On their final world tour, The Beaux Arts Trio offered a stunningly moving performance at the Ace Gallery in Beverly Hills. After many decades of prominence on the international chamber music scene, the trio is closing shop. While the trio has taken on new cellists and violinists over the years, pianist Menahem Pressler has led the group from the keyboard since their first concert in 1955. When Daniel Hope decided to focus on his burgeoning solo violin career, they chose to disband, rather than to break in another member.

Mr. Eric Wilson, who curates the Ace Gallery chamber series and who has directed a similar program in Vancouver for decades, introduced the musicians. He described meeting the trio for the first time 47 years ago, and since then attending 44 of their performances. He assured us that the trio was at its best right now. No one was disappointed.

The Ace Gallery chamber series has been the best-kept musical secret in Los Angeles. To my knowledge, this was the first of these concerts to be reviewed. Past performances include The Emerson, The Borodin and The Takas String Quartets, among others. While not publicized, the concerts are always well attended. Gallery founder Douglas Chrismas masterminded the redesign of a former bank building into a subtly spectacular space for art, and now for music. The art and architecture community has the inside track on these extraordinary events, which will now inevitably become better known.

Menahem Pressler movingly introduced the performance itself. Schubert, who died at 31, wrote the Opus 99, Trio No. 1 as a very sick man, in the last six months of his life. And yet, Pressler noted, the music is filled with all that is beautiful. As Robert Schumann remarked, this is the music that angels listen to when they are on vacation.

In the very first bars, it was clear that these musicians are brilliant equals. Each individual penetrates to the heart of the score, but they also seem to play with one mind. While they often glanced at one another, there was clearly no need for Pressler to “conduct” from the piano. In the opening to the second movement, “Andante un poco mosso,” Meneses lyricism was heart-rending. In reprising the melody, Daniel Hope’s violin was utter strength and tenderness. The violin and cello unisons in the final Rondo: Allegro vivace were astonishing in their power and grace. The entire performance was infinitely gentle.

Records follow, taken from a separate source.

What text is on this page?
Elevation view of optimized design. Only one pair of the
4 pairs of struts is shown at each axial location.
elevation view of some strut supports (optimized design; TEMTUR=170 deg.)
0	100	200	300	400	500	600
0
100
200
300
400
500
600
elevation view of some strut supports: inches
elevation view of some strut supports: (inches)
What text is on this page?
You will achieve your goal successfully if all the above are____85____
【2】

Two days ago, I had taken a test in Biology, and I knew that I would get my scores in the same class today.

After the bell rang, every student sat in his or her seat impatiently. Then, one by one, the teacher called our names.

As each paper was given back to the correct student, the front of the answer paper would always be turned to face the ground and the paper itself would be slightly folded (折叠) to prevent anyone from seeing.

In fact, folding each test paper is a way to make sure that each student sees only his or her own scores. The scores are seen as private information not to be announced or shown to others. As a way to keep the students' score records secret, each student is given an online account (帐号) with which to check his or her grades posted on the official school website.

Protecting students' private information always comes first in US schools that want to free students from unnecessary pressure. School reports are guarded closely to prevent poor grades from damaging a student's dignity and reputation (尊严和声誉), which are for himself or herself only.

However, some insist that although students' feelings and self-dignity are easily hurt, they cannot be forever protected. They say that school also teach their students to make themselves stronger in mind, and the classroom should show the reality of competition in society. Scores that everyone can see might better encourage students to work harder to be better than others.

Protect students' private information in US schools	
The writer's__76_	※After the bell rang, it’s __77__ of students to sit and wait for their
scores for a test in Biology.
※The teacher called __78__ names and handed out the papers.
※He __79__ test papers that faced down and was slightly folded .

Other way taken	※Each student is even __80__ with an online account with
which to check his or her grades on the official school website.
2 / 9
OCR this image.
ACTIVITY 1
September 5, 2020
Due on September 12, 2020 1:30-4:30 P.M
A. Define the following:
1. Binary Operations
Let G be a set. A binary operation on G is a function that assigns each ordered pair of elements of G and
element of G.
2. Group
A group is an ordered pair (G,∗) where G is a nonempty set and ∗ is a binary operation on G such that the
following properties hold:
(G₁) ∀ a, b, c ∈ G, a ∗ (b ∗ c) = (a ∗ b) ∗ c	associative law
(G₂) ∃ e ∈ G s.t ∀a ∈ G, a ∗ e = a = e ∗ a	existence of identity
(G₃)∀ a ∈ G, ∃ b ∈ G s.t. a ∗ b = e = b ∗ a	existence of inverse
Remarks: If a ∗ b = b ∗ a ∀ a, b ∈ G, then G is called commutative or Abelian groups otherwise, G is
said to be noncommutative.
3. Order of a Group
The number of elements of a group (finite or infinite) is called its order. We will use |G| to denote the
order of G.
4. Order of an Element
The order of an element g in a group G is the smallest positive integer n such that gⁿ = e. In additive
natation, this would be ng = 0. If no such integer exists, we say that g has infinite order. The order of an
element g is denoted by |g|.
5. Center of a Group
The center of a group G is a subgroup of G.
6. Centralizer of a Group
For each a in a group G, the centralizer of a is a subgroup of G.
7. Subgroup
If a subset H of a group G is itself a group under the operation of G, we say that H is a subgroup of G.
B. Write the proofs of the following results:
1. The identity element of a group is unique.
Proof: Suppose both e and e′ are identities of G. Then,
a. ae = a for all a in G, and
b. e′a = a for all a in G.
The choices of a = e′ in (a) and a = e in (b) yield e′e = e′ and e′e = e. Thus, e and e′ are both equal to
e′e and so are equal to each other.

Mr. Pressler also introduced the work that his friend Gyorgy Kurtag composed for them. He spoke of the demands that Kurtag’s whispering music makes on both the players and the audience. He described the short piece as a meditation that murmurs only one word, one word that we must be still and quiet enough to hear. They played the challenging contemporary piece twice, not as a repeat, but rather to help us see more clearly into its depths.

To begin the second half of the evening, Pressler introduced the next Schubert trio. He said that in a certain passage one could hear the moment of Schubert’s death, but that the sense was not tragic, but rather the feeling of finding his way toward heaven. In the opening of the trio, the piano part echoes one of Schubert’s gorgeous Impromptus. Later, the piano also recalls the charm of the Trout Quintet, bright and life affirming. The second movement opens with the piano and then the cello, deeper and more discursive than the Trout, the strings heart-rending once again. There is even ferocity beneath the beautiful surface, controlled and subtly expressed, as if a trout could cry out underwater. The dynamics were extraordinary, impossibly intense hammer blows of forte then back to pianissimo.

For an encore, they offered the packed room a Scherzo from one of Shostakovich’s trios. The piano and strings screamed out in pain, seeking redemption and violence. The contrast to Schubert was appalling, the virtuosity outrageous. The audience gasped.

The Beaux Arts Trio gave the impression of a lion in its prime, not that of a group ready to break up. Menahem Pressler, a man well into his eighties, overflowed with even more life force than the others. Driven by a demonic energy, he seemed inhabited by the soul of angel. The music itself is his fountain of youth. Michael Kinsley, the founder of Slate.com, wrote last month in the New Yorker about the great competition to live the longest and the fullest. It would be hard to compete with Menahem Pressler.